Abbiamo visto giornalisti assassinati in maniera spietata, con un odio ed una violenza impressionanti, un orrore senza fine. Ci siamo accorti che la libertà di stampa e il diritto di critica e di satira non sono più principi sacri ed inviolabili. Lo abbiamo capito con il sangue.

La società cristiana si è spesso indignata per la satira blasfema contro i propri simboli religiosi, ma al di là delle proteste, dell’indignazione, di qualche rosario recitato in riparazione ai volti di Cristo imbrattati di merda, alle rane crocifisse, alle madonne ridicolizzate sotto ogni forma, non ha mai, mai pensato di intimorire la libertà di espressione, né tantomeno di punire l’oltraggio con il sangue.

Gli islamici ci hanno fatto capire che non siamo più padroni in casa nostra, che quella libertà di stampa tanto inseguita e difesa dalle costituzioni europee da oggi in poi dovrà essere limitata, non dovrà andare ad urtare la suscettibilità dei musulmani, la loro fede, il loro sentimento religioso. Maometto non si tocca, altrimenti vi ammazziamo tutti.
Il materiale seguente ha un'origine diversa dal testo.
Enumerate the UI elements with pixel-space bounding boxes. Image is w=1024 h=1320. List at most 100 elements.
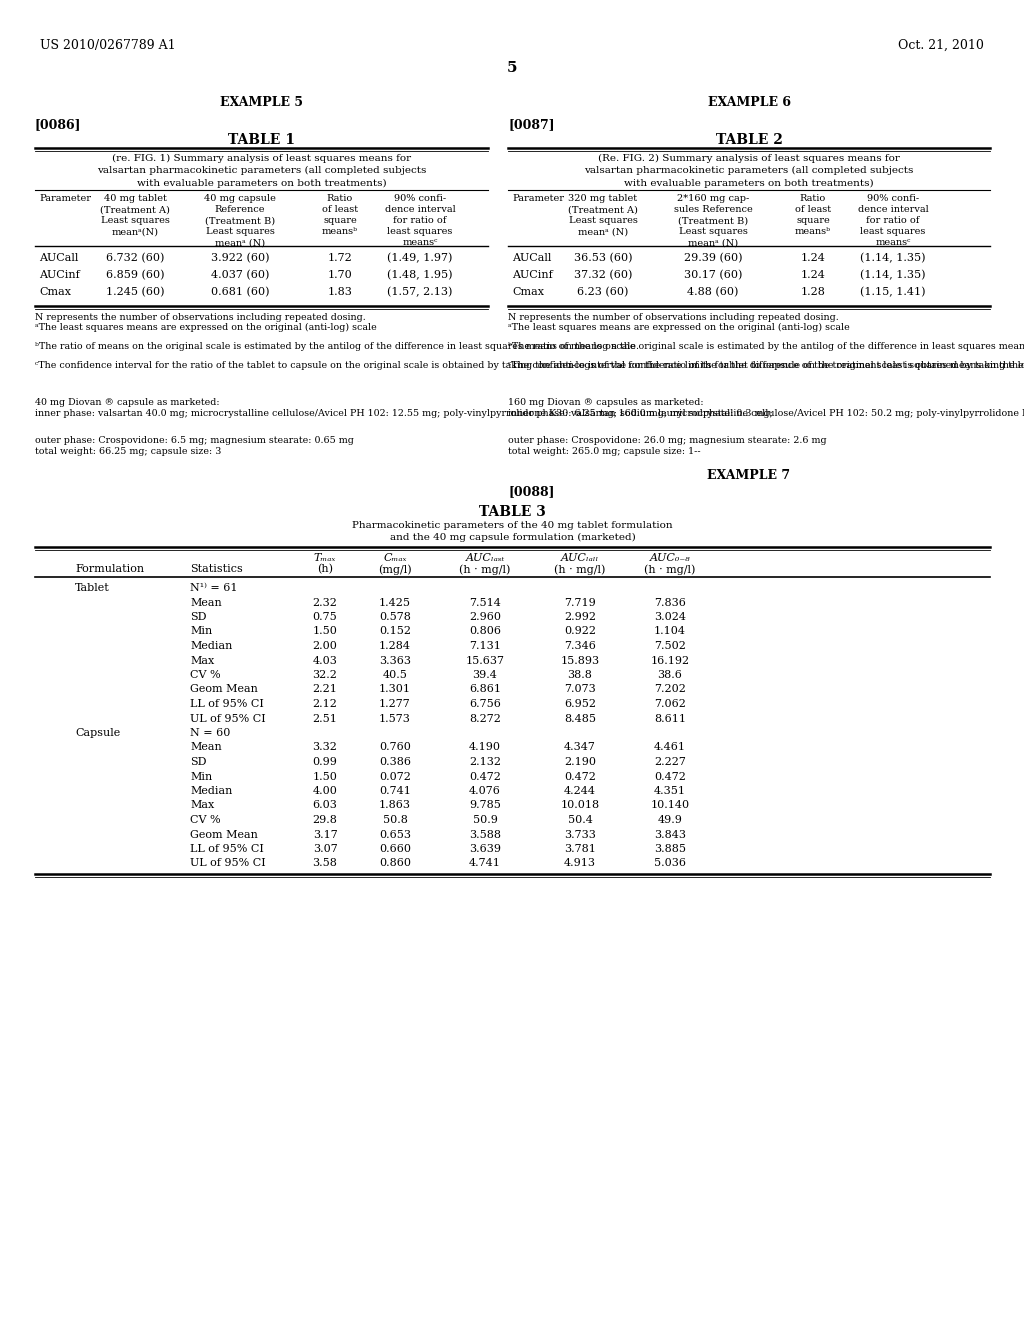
Text: 5.036: 5.036: [654, 858, 686, 869]
Text: Median: Median: [190, 785, 232, 796]
Text: ᵃThe least squares means are expressed on the original (anti-log) scale: ᵃThe least squares means are expressed o…: [508, 323, 850, 333]
Text: Min: Min: [190, 627, 212, 636]
Text: N represents the number of observations including repeated dosing.: N represents the number of observations …: [35, 313, 366, 322]
Text: 4.03: 4.03: [312, 656, 338, 665]
Text: 1.24: 1.24: [801, 271, 825, 280]
Text: 3.58: 3.58: [312, 858, 338, 869]
Text: 40 mg Diovan ® capsule as marketed:: 40 mg Diovan ® capsule as marketed:: [35, 399, 219, 407]
Text: TABLE 2: TABLE 2: [716, 133, 782, 147]
Text: 3.17: 3.17: [312, 829, 337, 840]
Text: inner phase: valsartan 40.0 mg; microcrystalline cellulose/Avicel PH 102: 12.55 : inner phase: valsartan 40.0 mg; microcry…: [35, 408, 773, 417]
Text: 3.922 (60): 3.922 (60): [211, 253, 269, 263]
Text: 3.733: 3.733: [564, 829, 596, 840]
Text: (mg/l): (mg/l): [378, 564, 412, 574]
Text: Formulation: Formulation: [75, 564, 144, 574]
Text: EXAMPLE 7: EXAMPLE 7: [708, 469, 791, 482]
Text: 1.301: 1.301: [379, 685, 411, 694]
Text: 32.2: 32.2: [312, 671, 338, 680]
Text: 2.960: 2.960: [469, 612, 501, 622]
Text: 3.781: 3.781: [564, 843, 596, 854]
Text: 0.806: 0.806: [469, 627, 501, 636]
Text: 4.913: 4.913: [564, 858, 596, 869]
Text: ᵇThe ratio of means on the original scale is estimated by the antilog of the dif: ᵇThe ratio of means on the original scal…: [508, 342, 1024, 351]
Text: EXAMPLE 6: EXAMPLE 6: [708, 96, 791, 110]
Text: 90% confi-
dence interval
for ratio of
least squares
meansᶜ: 90% confi- dence interval for ratio of l…: [858, 194, 929, 247]
Text: LL of 95% CI: LL of 95% CI: [190, 843, 264, 854]
Text: ᵃThe least squares means are expressed on the original (anti-log) scale: ᵃThe least squares means are expressed o…: [35, 323, 377, 333]
Text: 3.363: 3.363: [379, 656, 411, 665]
Text: 2.227: 2.227: [654, 756, 686, 767]
Text: UL of 95% CI: UL of 95% CI: [190, 714, 266, 723]
Text: Geom Mean: Geom Mean: [190, 829, 258, 840]
Text: 40 mg tablet
(Treatment A)
Least squares
meanᵃ(N): 40 mg tablet (Treatment A) Least squares…: [100, 194, 170, 236]
Text: Mean: Mean: [190, 598, 222, 607]
Text: 30.17 (60): 30.17 (60): [684, 271, 742, 280]
Text: 0.578: 0.578: [379, 612, 411, 622]
Text: outer phase: Crospovidone: 26.0 mg; magnesium stearate: 2.6 mg: outer phase: Crospovidone: 26.0 mg; magn…: [508, 437, 826, 445]
Text: 1.245 (60): 1.245 (60): [105, 286, 164, 297]
Text: [0086]: [0086]: [35, 117, 82, 131]
Text: N represents the number of observations including repeated dosing.: N represents the number of observations …: [508, 313, 839, 322]
Text: 40 mg capsule
Reference
(Treatment B)
Least squares
meanᵃ (N): 40 mg capsule Reference (Treatment B) Le…: [204, 194, 275, 247]
Text: 1.50: 1.50: [312, 771, 338, 781]
Text: 3.885: 3.885: [654, 843, 686, 854]
Text: 50.4: 50.4: [567, 814, 593, 825]
Text: Geom Mean: Geom Mean: [190, 685, 258, 694]
Text: 2.12: 2.12: [312, 700, 338, 709]
Text: 4.461: 4.461: [654, 742, 686, 752]
Text: 7.202: 7.202: [654, 685, 686, 694]
Text: ᶜThe confidence interval for the ratio of the tablet to capsule on the original : ᶜThe confidence interval for the ratio o…: [508, 362, 1024, 371]
Text: Ratio
of least
square
meansᵇ: Ratio of least square meansᵇ: [322, 194, 358, 236]
Text: (1.15, 1.41): (1.15, 1.41): [860, 286, 926, 297]
Text: 90% confi-
dence interval
for ratio of
least squares
meansᶜ: 90% confi- dence interval for ratio of l…: [385, 194, 456, 247]
Text: 16.192: 16.192: [650, 656, 689, 665]
Text: 15.637: 15.637: [466, 656, 505, 665]
Text: N = 60: N = 60: [190, 729, 230, 738]
Text: 6.861: 6.861: [469, 685, 501, 694]
Text: 2.190: 2.190: [564, 756, 596, 767]
Text: (1.49, 1.97): (1.49, 1.97): [387, 253, 453, 264]
Text: 2.00: 2.00: [312, 642, 338, 651]
Text: 4.347: 4.347: [564, 742, 596, 752]
Text: (1.48, 1.95): (1.48, 1.95): [387, 271, 453, 280]
Text: AUCₗₐₗₗ: AUCₗₐₗₗ: [561, 553, 599, 564]
Text: 0.653: 0.653: [379, 829, 411, 840]
Text: total weight: 265.0 mg; capsule size: 1--: total weight: 265.0 mg; capsule size: 1-…: [508, 446, 700, 455]
Text: Median: Median: [190, 642, 232, 651]
Text: AUCinf: AUCinf: [512, 271, 553, 280]
Text: 3.588: 3.588: [469, 829, 501, 840]
Text: 8.272: 8.272: [469, 714, 501, 723]
Text: 3.07: 3.07: [312, 843, 337, 854]
Text: 3.843: 3.843: [654, 829, 686, 840]
Text: 6.23 (60): 6.23 (60): [578, 286, 629, 297]
Text: TABLE 1: TABLE 1: [228, 133, 295, 147]
Text: (h · mg/l): (h · mg/l): [554, 564, 605, 574]
Text: 3.639: 3.639: [469, 843, 501, 854]
Text: 7.073: 7.073: [564, 685, 596, 694]
Text: 40.5: 40.5: [383, 671, 408, 680]
Text: 49.9: 49.9: [657, 814, 682, 825]
Text: 6.952: 6.952: [564, 700, 596, 709]
Text: 3.024: 3.024: [654, 612, 686, 622]
Text: 4.351: 4.351: [654, 785, 686, 796]
Text: 1.70: 1.70: [328, 271, 352, 280]
Text: 29.8: 29.8: [312, 814, 338, 825]
Text: 36.53 (60): 36.53 (60): [573, 253, 632, 263]
Text: AUCall: AUCall: [512, 253, 551, 263]
Text: CV %: CV %: [190, 814, 220, 825]
Text: 1.72: 1.72: [328, 253, 352, 263]
Text: 38.8: 38.8: [567, 671, 593, 680]
Text: Min: Min: [190, 771, 212, 781]
Text: Parameter: Parameter: [39, 194, 91, 203]
Text: 1.277: 1.277: [379, 700, 411, 709]
Text: AUCinf: AUCinf: [39, 271, 80, 280]
Text: 6.859 (60): 6.859 (60): [105, 271, 164, 280]
Text: (Re. FIG. 2) Summary analysis of least squares means for
valsartan pharmacokinet: (Re. FIG. 2) Summary analysis of least s…: [585, 154, 913, 187]
Text: (1.57, 2.13): (1.57, 2.13): [387, 286, 453, 297]
Text: 4.741: 4.741: [469, 858, 501, 869]
Text: CV %: CV %: [190, 671, 220, 680]
Text: 6.756: 6.756: [469, 700, 501, 709]
Text: Tablet: Tablet: [75, 583, 110, 593]
Text: 1.863: 1.863: [379, 800, 411, 810]
Text: EXAMPLE 5: EXAMPLE 5: [220, 96, 303, 110]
Ma non c’è da stupirsi, se si pensa che quella stessa libertà di stampa oggi così gravemente colpita al cuore, è pressoché proibita, o nel migliore dei casi drasticamente limitata e controllata, nei Paesi musulmani. Ecco quindi che il riferimento di Biffi a quelle “diversità culturali” quasi insormontabili oggi si sta evidenziando in tutta la sua gravità. Saremo noi a doverci inginocchiare alle regole dell’Islam, a dover rinunciare al nostro diritto di critica, di satira, al nostro legittimo diritto di non essere d’accordo con le loro idee?

Chi scrive ha un profondo rispetto per tutte le religioni e ritiene che non si debba mai offendere, in alcun modo, il sentimento religioso delle persone, siano esse cristiane, musulmane, ebree, buddiste. Non ci piace veder offeso Gesù Cristo, e allo stesso modo non ci piace veder offeso Maometto, la religione non dovrebbe essere mai oggetto di satira e di scherno; però non si può accettare oggi un bavaglio alla libertà di espressione imposto con il terrore e con il sangue. Non possiamo accettare un principio secondo cui si può offendere Cristo, ma non Maometto, si può fare satira sul cristianesimo che ripudia la violenza e perdona tutti, e non sull’Islam che al contrario punisce chi offende il profeta con la morte.

Per questo rileggendo le parole profetiche del cardinale Biffi viene quasi da compatire i tanti che all’epoca non compresero la posta in gioco e oggi, soltanto oggi, di fronte all’orrore iniziano a rendersi conto di non averci capito nulla.